Anyway, onto Thing Two. For Christmas, I got a little device that I've tentatively called a Thumb Pilot: it looks like a palmtop which has gone through the washing machine. It has a touch screen, with a little stylus attached, and it functions, by default, as a watch/calendar. Its other modes are:

  • Multiple time zone watch. You scroll through time-zones, which are identified by major city, and it displays the time there. Kvetch 1: Newfoundland is not included. Kvetch 2: you can't rename the zones. Fifteen years ago I had a watch with a time-zone mode, and you could not only rename the zones, but it had a map that you paged through. (Don't recall about Newfoundland, though.)

  • Alarms.

  • Telephone numbers. Herein lies my most serious usability complaint. The display for numbers is only eight digits! Not only do many of my friends live in other places, but my own city has three area codes. And if you are at a payphone - which I generally am when I use the thing, because at home I have a big list of phone numbers on my computer - then it's colossally inconvenient to page through the numbers with the stylus, phone held between shoulder and ear, and that voice demanding that you enter the number now, not later, now. As a hack, you can include the area code in the key to the entry, but that reduces your space for the name.

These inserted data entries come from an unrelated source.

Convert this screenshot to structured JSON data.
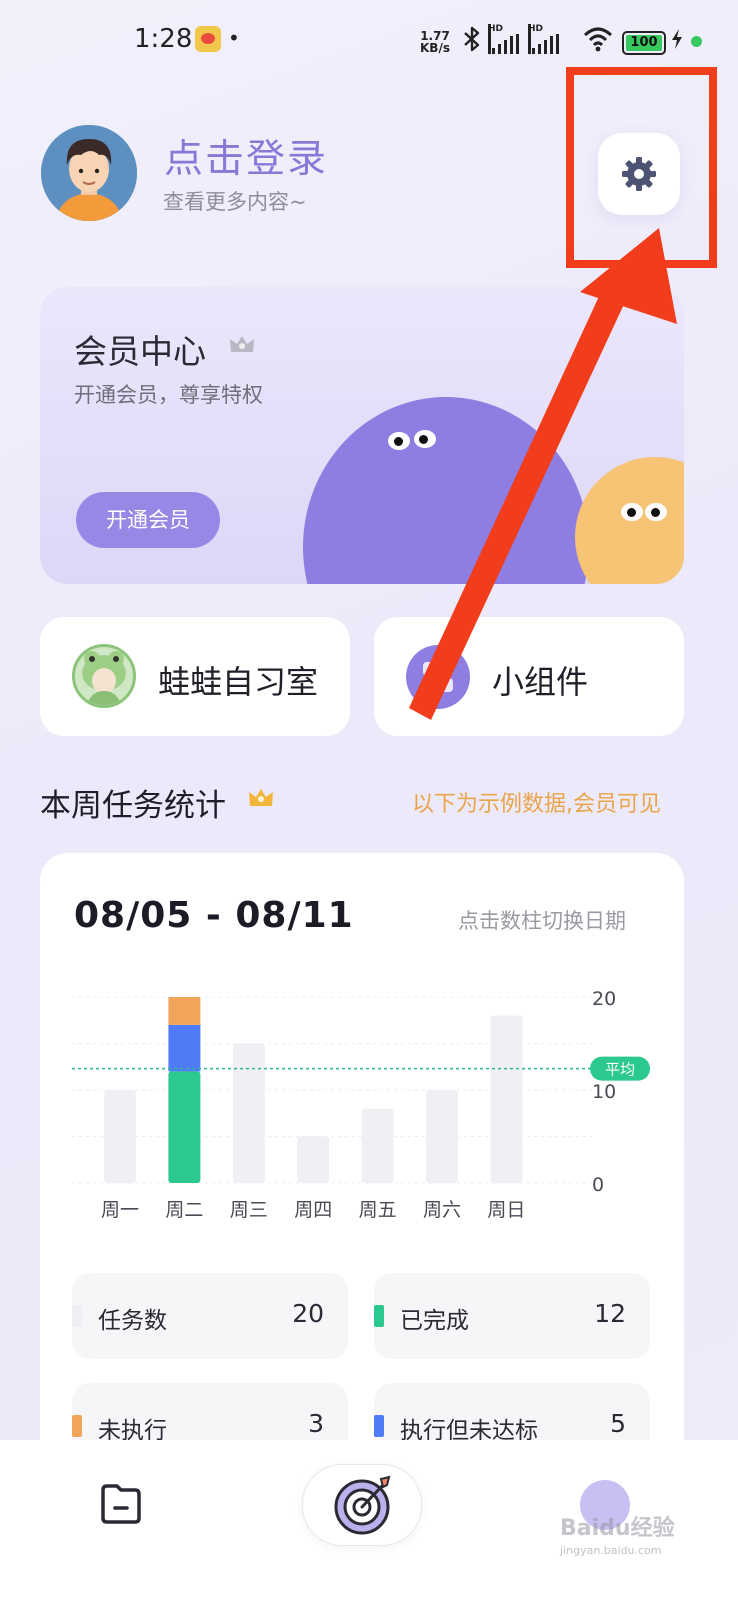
{
  "status_bar": {
    "time": "1:28",
    "dot": "•",
    "net_speed_value": "1.77",
    "net_speed_unit": "KB/s",
    "hd1": "HD",
    "hd2": "HD",
    "battery": "100",
    "icons": [
      "weibo-icon",
      "bluetooth-icon",
      "signal-icon",
      "wifi-icon",
      "battery-icon",
      "charging-icon"
    ]
  },
  "profile": {
    "login_title": "点击登录",
    "login_subtitle": "查看更多内容~"
  },
  "member_card": {
    "title": "会员中心",
    "subtitle": "开通会员，尊享特权",
    "button_label": "开通会员"
  },
  "tiles": [
    {
      "label": "蛙蛙自习室",
      "icon": "frog-avatar-icon"
    },
    {
      "label": "小组件",
      "icon": "widget-icon"
    }
  ],
  "weekly_stats": {
    "title": "本周任务统计",
    "note": "以下为示例数据,会员可见",
    "date_range": "08/05 - 08/11",
    "date_hint": "点击数柱切换日期"
  },
  "chart_data": {
    "type": "bar",
    "categories": [
      "周一",
      "周二",
      "周三",
      "周四",
      "周五",
      "周六",
      "周日"
    ],
    "series": [
      {
        "name": "任务数",
        "values": [
          10,
          20,
          15,
          5,
          8,
          10,
          18
        ]
      },
      {
        "name": "已完成",
        "values": [
          0,
          12,
          0,
          0,
          0,
          0,
          0
        ]
      },
      {
        "name": "执行但未达标",
        "values": [
          0,
          5,
          0,
          0,
          0,
          0,
          0
        ]
      },
      {
        "name": "未执行",
        "values": [
          0,
          3,
          0,
          0,
          0,
          0,
          0
        ]
      }
    ],
    "yticks": [
      0,
      10,
      20
    ],
    "ylim": [
      0,
      20
    ],
    "average": 12.3,
    "average_label": "平均",
    "grid": true,
    "colors": {
      "total": "#f0f0f4",
      "completed": "#2bc98d",
      "below_target": "#4f7cf6",
      "not_executed": "#f0a55a",
      "average_line": "#2bb59a"
    }
  },
  "legend": [
    {
      "label": "任务数",
      "value": "20",
      "color": "#efeff3"
    },
    {
      "label": "已完成",
      "value": "12",
      "color": "#2bc98d"
    },
    {
      "label": "未执行",
      "value": "3",
      "color": "#f0a55a"
    },
    {
      "label": "执行但未达标",
      "value": "5",
      "color": "#4f7cf6"
    }
  ],
  "bottom_nav": {
    "items": [
      "home-icon",
      "target-icon",
      "profile-icon"
    ],
    "watermark": "Baidu经验",
    "watermark_sub": "jingyan.baidu.com"
  },
  "annotation": {
    "color": "#f13d1b"
  }
}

  • Email address directory. Cute application, and no serious complaints about the interface, but: what earthly use is this? If you're at home using a standard client, then you have an address book, and even Web mail systems have space for lots of addresses still. What I really need are street addresses, for discharging postcard obligations.

  • Calculator. Now, this by itself pretty much justifies the thing: it's pocketable, and avoids the tinge of geekiness that a calculator watch inevitably conveys. Kvetch: wot, no square root?

  • Currency converter. Actually, this is just a special calculator mode, allowing you to multiply by a constant, and see both the factor and the product onscreen at the same time. Kvetch: as a frequent traveller to the United States, I could really use a Fahrenheit-Celsius converter, and you can't use this mode for that. Maybe I'll put the equation on a little sticker on the back of the thing, but this is hardly optimal.

All that being said, I recognize that they had to make a lot of display compromises, because they use a telephone-style letter-entry system, and this takes up about half the display. A sizable line is also taken up by the little icons representing the modes, and this I think could have been slimmed down. However, that would probably mean that the touch-screen would have to have finer resolution, and that would drive up cost and make it frustrating to use. It requires fairly fine motor control as it stands.

Anyway, it's a neat little gadget, and the calculator is handy, but in general I have to say that it Needs Work. Or more to the point, it Needs Thought.